I turned in a slow circle; the air seemed dappled and vibrant around me. I said, “I used to always imagine coming here, when I was younger. I just can’t figure out how I would’ve seen it.” I probably wasn’t making any sense, but I kept talking, trying to reason it out. “The woods behind my house don’t look like this. No birches. No yellow leaves. I don’t know how I would recognize it.”

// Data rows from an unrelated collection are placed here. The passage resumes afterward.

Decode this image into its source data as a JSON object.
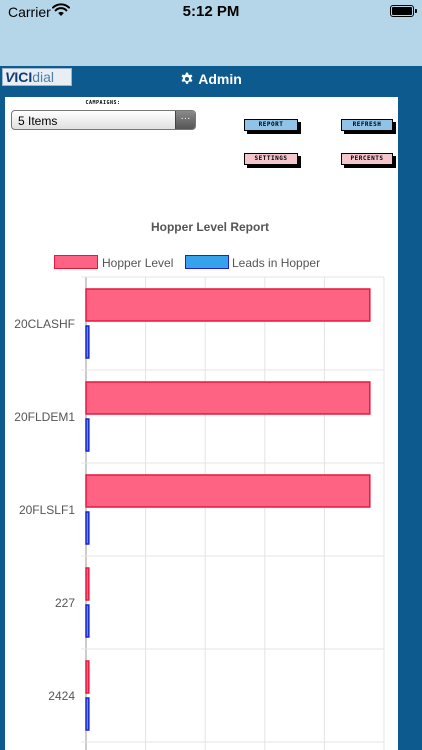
{
  "status_bar": {
    "carrier": "Carrier",
    "time": "5:12 PM"
  },
  "header": {
    "logo_v": "V",
    "logo_ici": "ICI",
    "logo_dial": "dial",
    "title": "Admin"
  },
  "campaigns": {
    "label": "CAMPAIGNS:",
    "selected": "5 Items",
    "picker_glyph": "···"
  },
  "buttons": {
    "report": "REPORT",
    "refresh": "REFRESH",
    "settings": "SETTINGS",
    "percents": "PERCENTS"
  },
  "colors": {
    "hopper_fill": "#ff6384",
    "hopper_border": "#e8173c",
    "leads_fill": "#36a2eb",
    "leads_border": "#1f22c8"
  },
  "chart_data": {
    "type": "bar",
    "orientation": "horizontal",
    "title": "Hopper Level Report",
    "categories": [
      "20CLASHF",
      "20FLDEM1",
      "20FLSLF1",
      "227",
      "2424"
    ],
    "series": [
      {
        "name": "Hopper Level",
        "values": [
          100,
          100,
          100,
          1,
          1
        ]
      },
      {
        "name": "Leads in Hopper",
        "values": [
          1,
          1,
          1,
          1,
          1
        ]
      }
    ],
    "xlim": [
      0,
      105
    ],
    "grid": true,
    "legend": "top"
  }
}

“Maybe someone told you about it.”
“I think I would remember someone telling me every little detail about this part of the woods, down to the color of the glittering air. I don’t even know how someone could’ve told me all that.”
Sam said, “I told you. Wolves have funny ways of communicating. Showing each other pictures when they’re close to one another.”
I turned back to where he was standing, a dark blot against the light, and gave him a look. “You aren’t going to stop, are you?”
Sam just gazed at me steadily, the silent lupine stare that I knew so well, sad and intent.